Tutte queste complicanze sono state risolte positivamente. Inoltre, da circa due anni, sono in uso presso alcuni centri nuove tecniche di controllo della crioablazione mediante termometri. Questi strumenti, inseriti strategicamente, permettono di minimizzare le già rare complicanze e di migliorare percentuale di guarigione.

I potenziali vantaggi rispetto al tradizionale intervento chirurgico di prostatectomia radicale includono una incidenza molto minore di complicanze, un periodo di degenza decisamente ridotto (mediamente in 2 giorni contro 15/20), una più rapida convalescenza è, non ultimo, la possibilità di ripetere la stessa terapia ove fosse necessario.

Sono preoccupato per la mia potenza sessuale, rischio di perderla con questa procedura?

L’esperienza di Cohen è che 1 uomo su 3 riacquisterà la potenza entro 12 mesi dall’intervento. In altre parole, il 67% degli uomini è impotente. Recentemente Lee ha descritto nella sua casistica che il 59% dei pazienti ritorna potente a 1 anno dalla crioablazione.
È probabile che alla base di questo ritorno alla potenza ci sia la rigenerazione dei tessuti nervosi. La percentuale reale deve ancora essere fissata. Tale argomento va affrontato singolarmente caso per caso.

Per quanto tempo devo restare in ospedale?

La durata media di degenza è di 2 giorni, salvo complicanze impreviste. Subito dopo l’intervento lei verrà sistemato nella zona di risveglio dove la terremo sotto controllo finchè non sarà in grado di tornare nella sua stanza. La stessa sera potrà cenare normalmente. Il giorno dopo il chirurgo le farà una visita per vedere come si sente. Potrà alzarsi e deambulare. Sotto l’ombelico noterà un tubicino coperto da una medicazione.
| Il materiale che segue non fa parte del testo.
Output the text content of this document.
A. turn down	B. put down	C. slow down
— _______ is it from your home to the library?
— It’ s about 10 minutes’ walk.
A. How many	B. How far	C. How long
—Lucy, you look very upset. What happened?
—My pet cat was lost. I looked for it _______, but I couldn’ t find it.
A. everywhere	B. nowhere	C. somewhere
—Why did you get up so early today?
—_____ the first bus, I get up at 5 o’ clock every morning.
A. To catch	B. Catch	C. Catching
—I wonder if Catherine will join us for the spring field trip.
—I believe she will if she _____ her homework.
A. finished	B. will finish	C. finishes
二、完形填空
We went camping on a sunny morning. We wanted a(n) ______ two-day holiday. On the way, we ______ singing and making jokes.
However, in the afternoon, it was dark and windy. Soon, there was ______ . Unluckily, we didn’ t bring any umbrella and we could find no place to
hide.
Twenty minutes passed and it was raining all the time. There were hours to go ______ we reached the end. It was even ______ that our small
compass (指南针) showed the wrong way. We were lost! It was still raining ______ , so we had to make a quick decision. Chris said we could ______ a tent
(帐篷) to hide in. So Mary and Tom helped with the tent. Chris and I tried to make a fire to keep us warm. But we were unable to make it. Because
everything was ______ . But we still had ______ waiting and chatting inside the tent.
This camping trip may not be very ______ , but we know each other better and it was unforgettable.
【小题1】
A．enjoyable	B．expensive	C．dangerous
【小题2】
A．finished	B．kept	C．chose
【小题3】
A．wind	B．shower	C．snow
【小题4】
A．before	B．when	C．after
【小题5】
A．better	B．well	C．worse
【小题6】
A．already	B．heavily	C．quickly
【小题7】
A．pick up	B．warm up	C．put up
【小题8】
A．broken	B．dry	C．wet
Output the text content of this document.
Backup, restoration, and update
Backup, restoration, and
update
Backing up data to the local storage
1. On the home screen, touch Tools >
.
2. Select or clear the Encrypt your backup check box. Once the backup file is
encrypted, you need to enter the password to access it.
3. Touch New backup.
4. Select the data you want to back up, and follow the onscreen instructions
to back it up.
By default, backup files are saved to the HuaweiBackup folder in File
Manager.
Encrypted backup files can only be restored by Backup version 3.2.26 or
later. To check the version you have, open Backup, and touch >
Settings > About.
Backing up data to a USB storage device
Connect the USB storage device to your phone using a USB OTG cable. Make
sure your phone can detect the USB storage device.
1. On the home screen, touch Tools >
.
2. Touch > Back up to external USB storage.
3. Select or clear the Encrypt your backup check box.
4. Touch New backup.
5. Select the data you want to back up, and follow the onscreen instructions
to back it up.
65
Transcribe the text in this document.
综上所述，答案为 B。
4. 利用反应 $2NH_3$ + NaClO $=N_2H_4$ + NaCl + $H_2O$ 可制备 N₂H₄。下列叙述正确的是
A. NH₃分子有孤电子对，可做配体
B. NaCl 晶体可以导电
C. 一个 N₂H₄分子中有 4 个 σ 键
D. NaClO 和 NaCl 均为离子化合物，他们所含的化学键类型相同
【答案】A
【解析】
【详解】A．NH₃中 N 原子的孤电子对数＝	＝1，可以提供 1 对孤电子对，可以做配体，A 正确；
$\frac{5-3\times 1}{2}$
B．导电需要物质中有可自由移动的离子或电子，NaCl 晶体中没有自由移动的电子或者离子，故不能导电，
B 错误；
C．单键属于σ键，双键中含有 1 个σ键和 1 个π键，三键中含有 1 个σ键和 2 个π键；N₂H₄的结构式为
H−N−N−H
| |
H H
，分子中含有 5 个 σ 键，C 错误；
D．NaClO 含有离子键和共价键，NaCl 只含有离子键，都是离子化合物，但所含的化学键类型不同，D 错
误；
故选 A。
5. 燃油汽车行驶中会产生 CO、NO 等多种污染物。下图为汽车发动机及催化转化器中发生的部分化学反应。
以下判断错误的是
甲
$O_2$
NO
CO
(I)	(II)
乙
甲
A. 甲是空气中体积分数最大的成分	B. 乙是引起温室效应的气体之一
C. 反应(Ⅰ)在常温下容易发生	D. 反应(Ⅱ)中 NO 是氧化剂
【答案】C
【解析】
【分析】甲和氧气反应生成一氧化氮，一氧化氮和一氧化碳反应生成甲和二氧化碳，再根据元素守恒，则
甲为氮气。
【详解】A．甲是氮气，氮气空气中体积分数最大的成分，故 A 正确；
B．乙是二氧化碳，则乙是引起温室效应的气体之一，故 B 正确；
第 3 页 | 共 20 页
Questo tubicino si chiama soprapubico ed è stato posto nella vescica con lo scopo di farlo agire come valvola di sfogo quando lei cercherà di spingere per la prima volta l’urina attraverso il pene. Sarà il personale a spiegarle come trattarlo con cura. Normalmente, esso resta dentro la vescica per 7-10 giorni, la sua rimozione è agevole e indolore, nei giorni in cui resterà in sede non sarà di ostacolo ad una vita normale. Se starà sufficientemente bene, verrà dimesso il giorno seguente con una piccola scorta di antibiotici il cui dosaggio le verrà indicato. La maggioranza dei nostri pazienti torna alle proprie attività quotidiane entro una settimana dall’intervento, con pochissimi limiti ad esse.

Come mi devo comportare per i controlli dopo un intervento di chirurgia prostatica?

Prima di lasciare l’ospedale le verrà fornito il calendario delle visite di controllo. Gli esami del sangue per stabilire il livello del P.S.A. verranno fatti 12 settimane dopo l’operazione. Di seguito, basterà un esame del sangue ogni 2/3 mesi. La prima biopsia prostatica transrettale le verrà effettuata a distanza di 3 mesi dall’intervento dopo il secondo esame del sangue. Le raccomandiamo, per questa biopsia, di rivolgersi allo stesso urologo che l’ha operato, in modo che il suo caso venga seguito con la massima attenzione fino in fondo.

In che percentuale la crioterapia è riuscita a debellare il cancro?

Al momento possediamo i seguenti dati dagli USA, sovrapponibili ai nostri: dei pazienti che sono stati operati da oltre 3 mesi, gli esami del P.S.A. e le biopsie non mostrano più traccia di cancro nel 90% dei casi, mentre nel 10% le biopsie postoperatorie sono positive. La percentuale di biopsie positive cresce a seconda dello gravità della malattia originaria per il quale il paziente è stato operato.